I especially appreciated the sentiment expressed by Prince Albert in one quotation from the book:
The appearance, deportment and dress of a gentleman consist perhaps more in the absence of certain offences against good taste, and in careful avoidance of vulgarities and exaggerations of any kind, however generally they may be the fashion of the day, than in the adherence to any rules which can be exactly laid down ... In dress, with scrupulous attention to neatness and good taste, he will never give in to the unfortunately loose and slang style which predominates at the present day. He will borrow nothing from the fashion of the groom or the gamekeeper, and whilst avoiding the frivolity and foolish vanity of dandyism, will take care that his clothes are of the best quality, well-made, and suitable to his rank and position.

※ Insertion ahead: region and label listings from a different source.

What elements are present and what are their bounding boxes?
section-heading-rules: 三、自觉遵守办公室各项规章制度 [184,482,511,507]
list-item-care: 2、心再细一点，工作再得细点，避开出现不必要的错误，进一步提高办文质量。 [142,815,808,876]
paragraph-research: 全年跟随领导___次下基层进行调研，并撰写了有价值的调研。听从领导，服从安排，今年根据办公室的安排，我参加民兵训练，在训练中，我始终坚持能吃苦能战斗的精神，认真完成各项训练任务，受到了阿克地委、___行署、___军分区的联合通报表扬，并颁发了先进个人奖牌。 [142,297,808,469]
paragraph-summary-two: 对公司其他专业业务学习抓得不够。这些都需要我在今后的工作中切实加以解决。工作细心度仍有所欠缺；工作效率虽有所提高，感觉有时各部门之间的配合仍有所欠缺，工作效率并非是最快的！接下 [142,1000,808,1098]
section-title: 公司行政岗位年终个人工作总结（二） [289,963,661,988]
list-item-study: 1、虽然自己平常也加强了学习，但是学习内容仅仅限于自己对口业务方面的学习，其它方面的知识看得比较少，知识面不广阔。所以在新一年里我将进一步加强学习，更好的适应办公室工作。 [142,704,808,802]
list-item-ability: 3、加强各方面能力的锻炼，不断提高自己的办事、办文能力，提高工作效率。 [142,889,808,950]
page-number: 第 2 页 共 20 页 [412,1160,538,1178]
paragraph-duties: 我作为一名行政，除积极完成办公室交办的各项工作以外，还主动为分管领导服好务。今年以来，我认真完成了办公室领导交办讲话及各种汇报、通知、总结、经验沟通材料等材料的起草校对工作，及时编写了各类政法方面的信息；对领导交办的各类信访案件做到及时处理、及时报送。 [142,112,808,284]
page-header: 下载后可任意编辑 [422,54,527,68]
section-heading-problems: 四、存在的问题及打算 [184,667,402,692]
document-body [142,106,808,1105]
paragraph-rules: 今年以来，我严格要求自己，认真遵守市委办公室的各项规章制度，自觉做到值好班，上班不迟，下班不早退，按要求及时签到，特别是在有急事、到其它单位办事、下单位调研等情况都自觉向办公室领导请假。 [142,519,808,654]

In my opinion, the plentiful photographs are the best attribute of Sharp Suits. Unfortunately, many of those photographs are of men on the runway or on the musical stage who are wearing the trendy dress that Prince Albert warns against. I wish there were more photographs of men wearing traditional conservative suits. Nevertheless, the book provides enough such photographs to make it worthy of perusal for sartorial inspiration.